Nem tudo eram rosas.
O Reino Unido alertava há três anos os seus empresários para os riscos de investir em Portugal: apesar de reformas, referia, "o sistema legal português é moroso e complexo", e todos os produtos e embalagens "têm de obedecer a critérios europeus".
O imposto pago pelas empresas, avisava, "é oficialmente de 25 por cento mas efetivamente oscila entre os 29,5 por cento e os 31,5 por cento".
O Brexit e a balança comercial
Em 2015, depois das máquinas e aparelhos, os produtos alimentares surgiam em quinto lugar na tabela das exportações no valor de 220 milhões de euros para o Reino Unido. O saldo foi favorável a Portugal em 1.466 milhões de euros.
O Brexit vai mudar isto tudo. Irão reaparecer taxas aduaneiras e a documentação necessária para viajar ou comercializar, também deverá sofrer alterações.
Pormenores que deverão ficar acertados no seio das negociações com a União Europeia, diz Margarida Marques.
E quanto poderá custar a Portugal?
"Nós não pretendemos penalizar os britânicos pela sua saída. Nós pretendemos ter uma relação económica e política sã e normal com o Reino Unido no futuro", assegura a secretária de Estado.Emigrante e imigrantes
Uma das maiores incógnitas é a questão da mobilidade dos cidadãos. Ou seja, o que vai suceder aos europeus que trabalham e habitam no Reino Unido. E aos britânicos presentes nos Estados europeus.
Nos últimos anos, emigraram mais de 30 mil portugueses por ano para terras de Sua Majestade.
A possibilidade de expulsão "não está em cima da mesa, aliás a comunidade portuguesa é muito bem aceite no Reino Unido".
Em Portugal vivem ou trabalham cerca de 80 mil britânicos. E em 2016, pela primeira vez na última década, houve mais de uma centena de britânicos a pedirem a nacionalidade portuguesa.
Fruto da incerteza? E que papel irá desempenhar a ameaça terrorista nas negociações?
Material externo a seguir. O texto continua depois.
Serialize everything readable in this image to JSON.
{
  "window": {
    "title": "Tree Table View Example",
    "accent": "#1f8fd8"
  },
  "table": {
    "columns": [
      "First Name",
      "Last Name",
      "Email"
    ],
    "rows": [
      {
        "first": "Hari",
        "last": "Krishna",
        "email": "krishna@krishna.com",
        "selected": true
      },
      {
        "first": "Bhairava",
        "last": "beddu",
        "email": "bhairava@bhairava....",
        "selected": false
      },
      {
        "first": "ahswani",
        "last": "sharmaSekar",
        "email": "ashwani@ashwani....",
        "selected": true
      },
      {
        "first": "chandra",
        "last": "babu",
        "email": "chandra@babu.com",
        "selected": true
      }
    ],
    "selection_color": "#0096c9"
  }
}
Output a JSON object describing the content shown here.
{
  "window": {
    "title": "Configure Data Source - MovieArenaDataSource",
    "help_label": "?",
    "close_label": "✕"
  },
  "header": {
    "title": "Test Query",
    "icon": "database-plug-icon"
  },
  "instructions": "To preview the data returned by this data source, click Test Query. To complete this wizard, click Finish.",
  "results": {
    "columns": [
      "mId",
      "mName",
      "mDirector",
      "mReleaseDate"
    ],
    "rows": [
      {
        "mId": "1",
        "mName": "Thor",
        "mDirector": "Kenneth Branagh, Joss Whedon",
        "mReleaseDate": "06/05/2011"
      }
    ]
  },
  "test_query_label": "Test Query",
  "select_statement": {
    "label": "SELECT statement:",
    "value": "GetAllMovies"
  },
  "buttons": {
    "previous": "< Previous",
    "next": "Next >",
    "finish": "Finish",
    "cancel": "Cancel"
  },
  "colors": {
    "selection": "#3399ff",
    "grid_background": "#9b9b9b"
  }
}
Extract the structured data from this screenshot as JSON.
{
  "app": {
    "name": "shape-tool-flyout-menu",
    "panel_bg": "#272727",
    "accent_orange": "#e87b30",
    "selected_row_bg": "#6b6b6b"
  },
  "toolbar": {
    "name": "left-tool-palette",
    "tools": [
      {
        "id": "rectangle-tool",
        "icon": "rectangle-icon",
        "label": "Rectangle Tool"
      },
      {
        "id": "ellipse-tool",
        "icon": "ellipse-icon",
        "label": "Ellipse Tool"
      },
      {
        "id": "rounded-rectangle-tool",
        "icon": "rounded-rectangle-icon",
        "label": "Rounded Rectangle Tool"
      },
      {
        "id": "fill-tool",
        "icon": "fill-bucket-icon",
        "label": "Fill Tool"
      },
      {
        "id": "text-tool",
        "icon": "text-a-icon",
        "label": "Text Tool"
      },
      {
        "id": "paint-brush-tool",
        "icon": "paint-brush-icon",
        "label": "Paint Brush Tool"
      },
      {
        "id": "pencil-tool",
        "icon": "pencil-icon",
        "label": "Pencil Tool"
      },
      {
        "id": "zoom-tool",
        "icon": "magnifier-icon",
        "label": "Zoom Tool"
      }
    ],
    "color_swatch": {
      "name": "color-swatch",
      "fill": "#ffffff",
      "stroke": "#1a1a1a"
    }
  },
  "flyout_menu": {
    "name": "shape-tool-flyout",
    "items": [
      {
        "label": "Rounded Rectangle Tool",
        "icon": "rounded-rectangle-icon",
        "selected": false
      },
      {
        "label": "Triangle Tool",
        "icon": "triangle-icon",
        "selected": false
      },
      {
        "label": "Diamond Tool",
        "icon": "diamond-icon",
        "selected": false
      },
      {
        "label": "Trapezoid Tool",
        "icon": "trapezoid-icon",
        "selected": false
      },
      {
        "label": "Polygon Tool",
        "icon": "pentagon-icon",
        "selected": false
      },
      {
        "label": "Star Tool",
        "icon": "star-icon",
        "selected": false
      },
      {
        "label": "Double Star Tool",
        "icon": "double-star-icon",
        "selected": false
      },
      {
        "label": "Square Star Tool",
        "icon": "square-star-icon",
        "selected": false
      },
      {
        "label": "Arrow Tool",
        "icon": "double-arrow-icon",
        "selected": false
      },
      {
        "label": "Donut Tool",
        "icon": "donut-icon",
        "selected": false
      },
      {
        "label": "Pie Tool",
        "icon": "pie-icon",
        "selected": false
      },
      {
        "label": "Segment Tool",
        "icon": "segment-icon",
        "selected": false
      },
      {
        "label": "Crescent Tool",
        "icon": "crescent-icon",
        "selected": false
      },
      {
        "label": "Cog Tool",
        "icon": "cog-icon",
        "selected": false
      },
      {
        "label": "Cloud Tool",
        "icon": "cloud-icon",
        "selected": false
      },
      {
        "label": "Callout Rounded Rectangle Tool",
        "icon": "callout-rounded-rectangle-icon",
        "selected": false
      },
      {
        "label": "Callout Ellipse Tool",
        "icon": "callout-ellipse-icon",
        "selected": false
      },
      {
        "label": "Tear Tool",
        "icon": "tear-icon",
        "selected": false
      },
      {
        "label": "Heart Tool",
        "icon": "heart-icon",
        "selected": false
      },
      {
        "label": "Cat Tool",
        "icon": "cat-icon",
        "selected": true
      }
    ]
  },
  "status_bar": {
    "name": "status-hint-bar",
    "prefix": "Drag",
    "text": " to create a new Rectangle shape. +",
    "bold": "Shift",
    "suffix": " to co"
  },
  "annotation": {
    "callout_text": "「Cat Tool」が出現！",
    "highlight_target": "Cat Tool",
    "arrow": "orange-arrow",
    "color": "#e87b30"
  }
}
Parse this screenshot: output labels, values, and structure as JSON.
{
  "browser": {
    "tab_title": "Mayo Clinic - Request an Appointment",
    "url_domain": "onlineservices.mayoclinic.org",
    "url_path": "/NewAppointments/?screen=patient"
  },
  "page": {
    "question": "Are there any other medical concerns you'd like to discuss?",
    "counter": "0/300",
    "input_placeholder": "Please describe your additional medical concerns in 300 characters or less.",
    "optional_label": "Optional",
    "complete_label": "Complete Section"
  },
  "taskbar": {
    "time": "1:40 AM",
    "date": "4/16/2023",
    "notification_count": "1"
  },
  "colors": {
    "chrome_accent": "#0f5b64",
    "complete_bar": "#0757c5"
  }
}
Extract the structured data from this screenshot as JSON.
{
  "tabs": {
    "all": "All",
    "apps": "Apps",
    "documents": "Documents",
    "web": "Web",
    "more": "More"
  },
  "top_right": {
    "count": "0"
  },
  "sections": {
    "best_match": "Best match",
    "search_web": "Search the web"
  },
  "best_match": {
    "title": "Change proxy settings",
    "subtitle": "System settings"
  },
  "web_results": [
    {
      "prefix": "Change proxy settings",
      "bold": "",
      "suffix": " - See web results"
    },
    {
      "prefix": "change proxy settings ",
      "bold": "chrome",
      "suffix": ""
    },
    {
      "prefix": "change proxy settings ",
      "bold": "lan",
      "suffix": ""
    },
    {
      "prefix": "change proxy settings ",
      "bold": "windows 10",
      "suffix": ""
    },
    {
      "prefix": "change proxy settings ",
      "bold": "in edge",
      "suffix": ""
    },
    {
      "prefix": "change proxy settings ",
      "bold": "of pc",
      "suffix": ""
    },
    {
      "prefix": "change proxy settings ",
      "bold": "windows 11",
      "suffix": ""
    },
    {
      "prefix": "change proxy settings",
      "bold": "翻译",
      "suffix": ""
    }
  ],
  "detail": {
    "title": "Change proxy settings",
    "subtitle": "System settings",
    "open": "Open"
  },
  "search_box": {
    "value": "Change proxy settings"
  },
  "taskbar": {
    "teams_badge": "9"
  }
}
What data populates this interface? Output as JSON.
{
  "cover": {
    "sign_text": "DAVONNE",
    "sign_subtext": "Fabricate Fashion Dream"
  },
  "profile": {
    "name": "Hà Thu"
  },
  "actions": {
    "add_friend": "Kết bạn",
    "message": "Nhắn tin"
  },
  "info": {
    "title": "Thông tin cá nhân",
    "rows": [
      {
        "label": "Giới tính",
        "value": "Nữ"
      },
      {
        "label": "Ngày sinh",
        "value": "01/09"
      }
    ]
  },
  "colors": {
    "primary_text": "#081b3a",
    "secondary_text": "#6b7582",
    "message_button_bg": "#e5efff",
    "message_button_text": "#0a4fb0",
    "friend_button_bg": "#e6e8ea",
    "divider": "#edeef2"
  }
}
O Governo acredita que a questão está bem entregue à União Europeia, mas como vai garantir a situação dos cidadãos emigrados?
Quanto aos cidadãos britânicos, também poderão ficar sossegados. De acordo com as circunstâncias que forem negociadas.
Depois do Brexit, a mobilidade dos cidadãos ficará a cargo da União Europeia. Será ela a conduzir todo o processo e determinar toda a estratégia.
Portugal não vai, de resto, apresentar propostas nessa matéria - não há propostas dos países, vai haver uma estratégia europeia para conseguir o melhor acordo para os cidadãos europeus.
E quanto à comunidade portuguesa, esta é vista, no Reino Unido, como altamente qualificada.
Questão de Segurança
A cooperação securitária é a única que não deverá ficar em risco com o Brexit, já que o combate ao terrorismo é uma pioridade global.
"Esperamos não ter de renegociar nada com o Reino Unido do ponto de vista bilateral. Entendemos que a negociação tem de se fazer com a União Europeia", conclui Margarida Marques.
Kirsty Hayes, embaixadora do Reino Unido em Portugal, referiu em entrevista à Antena1 na semana passada que "precisamos de encontrar uma nova medida para trabalhar". E revela com o que os britânicos em Portugal estão preocupados. Por exemplo, com o acesso aos cuidados de Saúde.